When a living donor provides a segment of intestine, the process uses the ileocolic artery and vein, connecting them to the recipient’s aorta and main abdominal vein respectively. For combined bowel-liver transplants, the surgery becomes significantly more complex, requiring multiple vascular connections including a separate portal vein anastomosis and sometimes removal of the recipient’s portion of the main abdominal vein.
Survival Rates and Long-Term Outlook
Short-term outcomes for intestinal transplants have improved substantially. For transplants performed in 2019, only 3.3% of grafts had failed by six months and 6.7% by one year. The longer-term picture is less encouraging: graft failure at three years remains around 40%, and by five years it reaches roughly 50%.
Patient survival tells a slightly better story, since patients can sometimes return to intravenous nutrition if the graft fails. One-year patient survival for isolated intestine transplants performed between 2013 and 2015 was 83.7%. By five years, survival settled at 58.7%, identical to the rate for patients who received a combined intestine-liver transplant. Children tend to fare better than adults, with five-year graft survival reaching 61.3% for recipients under 18, compared to 44.8% for adults.
Recovery and Diet After Transplant
The entire goal of intestinal transplantation is to free patients from dependence on intravenous nutrition, allowing them to eat and absorb nutrients on their own. In the early recovery period, patients typically follow a high-protein, low-fat diet supplemented with medium-chain triglycerides, a type of fat that is easier for a recovering gut to absorb. This restrictive diet is temporary, though it needs to be carefully managed because staying on it too long can lead to essential fatty acid deficiency.

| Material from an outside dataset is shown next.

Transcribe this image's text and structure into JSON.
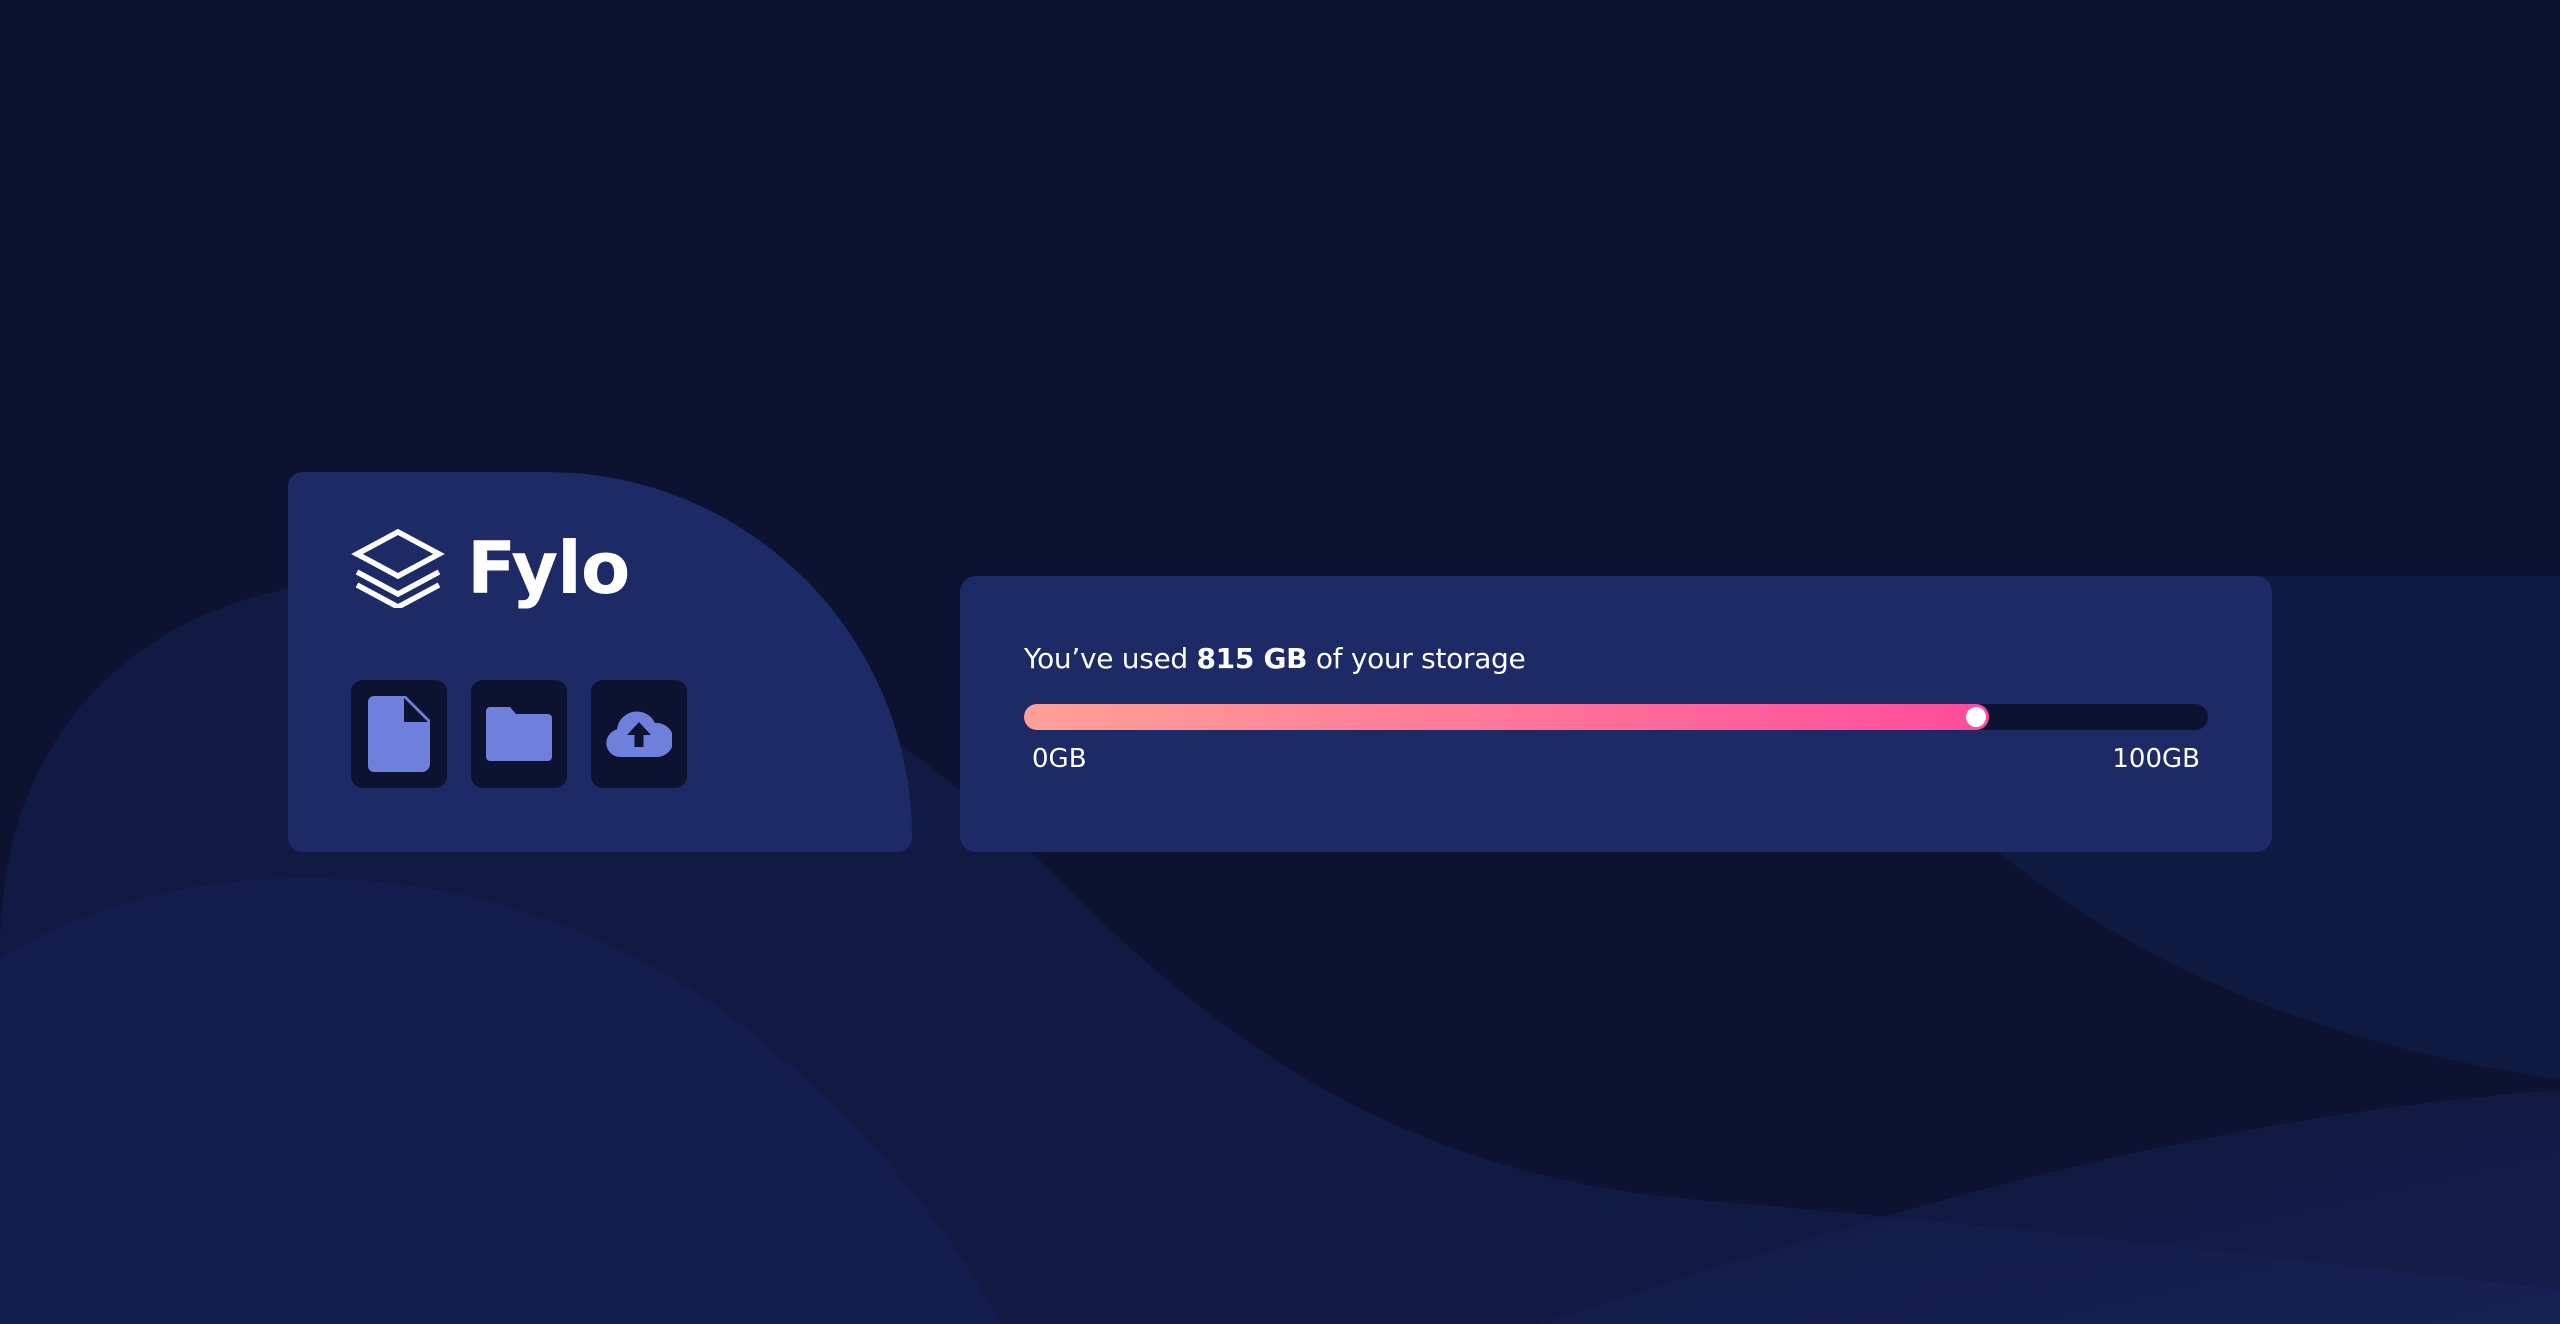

Oral rehydration solutions and medications that slow gut motility help reduce fluid losses, which can be significant in the early months as the transplanted intestine adapts. Over time, the goal is for patients to transition to an unrestricted diet that meets their nutritional, fluid, and electrolyte needs without supplements or intravenous support. How quickly this happens varies widely depending on the extent of the transplant, whether the colon was included (which improves water absorption), and how well the graft functions without episodes of rejection.

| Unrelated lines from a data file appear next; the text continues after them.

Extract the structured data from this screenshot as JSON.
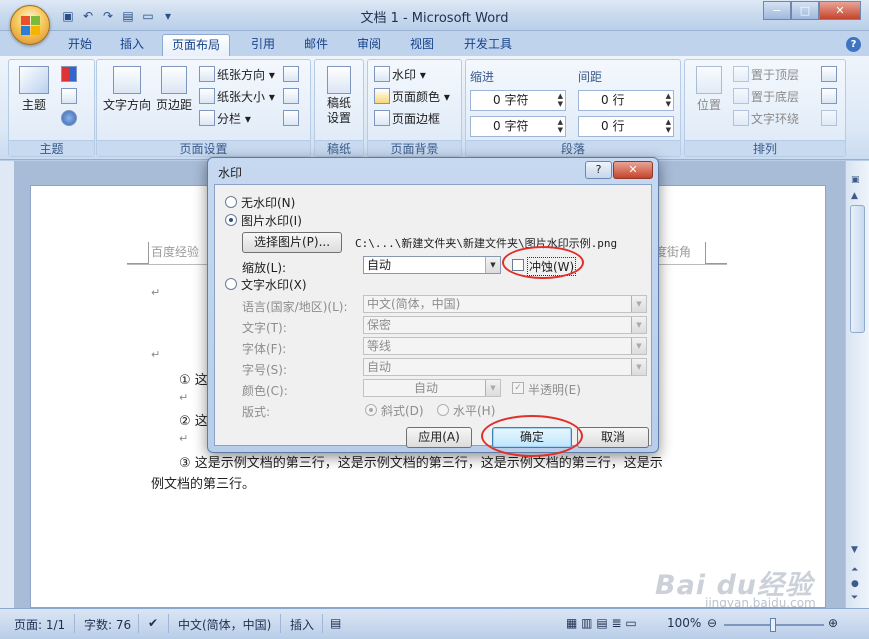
{
  "window": {
    "title": "文档 1 - Microsoft Word",
    "min": "−",
    "max": "□",
    "close": "✕"
  },
  "qat": {
    "save": "▣",
    "undo": "↶",
    "redo": "↷",
    "preview": "▤",
    "open": "▭",
    "more": "▾"
  },
  "tabs": [
    "开始",
    "插入",
    "页面布局",
    "引用",
    "邮件",
    "审阅",
    "视图",
    "开发工具"
  ],
  "help": "?",
  "ribbon": {
    "theme": {
      "label": "主题",
      "button": "主题"
    },
    "page_setup": {
      "label": "页面设置",
      "text_direction": "文字方向",
      "margins": "页边距",
      "orientation": "纸张方向",
      "size": "纸张大小",
      "columns": "分栏"
    },
    "manuscript": {
      "label": "稿纸",
      "button_line1": "稿纸",
      "button_line2": "设置"
    },
    "page_background": {
      "label": "页面背景",
      "watermark": "水印",
      "page_color": "页面颜色",
      "page_borders": "页面边框"
    },
    "paragraph": {
      "label": "段落",
      "indent": "缩进",
      "spacing": "间距",
      "indent_left": "0 字符",
      "indent_right": "0 字符",
      "spacing_before": "0 行",
      "spacing_after": "0 行"
    },
    "arrange": {
      "label": "排列",
      "position": "位置",
      "bring_front": "置于顶层",
      "send_back": "置于底层",
      "text_wrap": "文字环绕"
    }
  },
  "document": {
    "header_left": "百度经验",
    "header_right": "百度经验",
    "header_far_right": "度街角",
    "lines": [
      "① 这",
      "② 这",
      "③  这是示例文档的第三行，这是示例文档的第三行，这是示例文档的第三行，这是示",
      "例文档的第三行。"
    ]
  },
  "dialog": {
    "title": "水印",
    "no_watermark": "无水印(N)",
    "picture_watermark": "图片水印(I)",
    "select_picture": "选择图片(P)...",
    "picture_path": "C:\\...\\新建文件夹\\新建文件夹\\图片水印示例.png",
    "scale_label": "缩放(L):",
    "scale_value": "自动",
    "washout": "冲蚀(W)",
    "text_watermark": "文字水印(X)",
    "language_label": "语言(国家/地区)(L):",
    "language_value": "中文(简体，中国)",
    "text_label": "文字(T):",
    "text_value": "保密",
    "font_label": "字体(F):",
    "font_value": "等线",
    "size_label": "字号(S):",
    "size_value": "自动",
    "color_label": "颜色(C):",
    "color_value": "自动",
    "semitransparent": "半透明(E)",
    "layout_label": "版式:",
    "diagonal": "斜式(D)",
    "horizontal": "水平(H)",
    "apply": "应用(A)",
    "ok": "确定",
    "cancel": "取消"
  },
  "statusbar": {
    "page": "页面: 1/1",
    "words": "字数: 76",
    "language": "中文(简体，中国)",
    "insert": "插入",
    "zoom": "100%",
    "zoom_minus": "⊖",
    "zoom_plus": "⊕"
  },
  "watermark_brand": {
    "main": "Bai du经验",
    "sub": "jingyan.baidu.com"
  },
  "colors": {
    "accent": "#15428b",
    "red_annotation": "#e0302d",
    "ribbon": "#dce8f6"
  }
}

Bioengineered Intestine Research
Researchers are working on an alternative approach: growing functional intestinal tissue in the lab. One team has successfully created small intestinal grafts by stripping donor intestinal tissue of its cells, leaving behind a scaffold of structural proteins with intact blood vessel pathways and the finger-like projections that line the gut wall. They then repopulated this scaffold with human stem cell-derived intestinal cells and endothelial cells to rebuild the lining and blood vessels.

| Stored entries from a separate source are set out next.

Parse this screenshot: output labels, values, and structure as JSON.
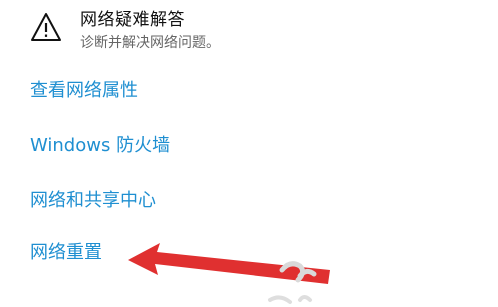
{
  "troubleshoot": {
    "title": "网络疑难解答",
    "subtitle": "诊断并解决网络问题。",
    "icon": "warning-icon"
  },
  "links": [
    {
      "label": "查看网络属性"
    },
    {
      "label": "Windows 防火墙"
    },
    {
      "label": "网络和共享中心"
    },
    {
      "label": "网络重置"
    }
  ],
  "annotation": {
    "arrow_color": "#e03030"
  }
}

These bioengineered grafts have demonstrated basic absorptive function in laboratory testing and survived long-term implantation in animal models. However, they currently lack a functional nervous system, which is essential for the coordinated muscle contractions that move food through the gut. The technology is not yet mature enough to replace native intestine, but researchers envision initially using small bioengineered segments to add absorptive surface area for patients with short bowel syndrome. Scaling this approach to human-sized organs, improving cell maturation, and engineering functional blood vessel networks all remain significant hurdles.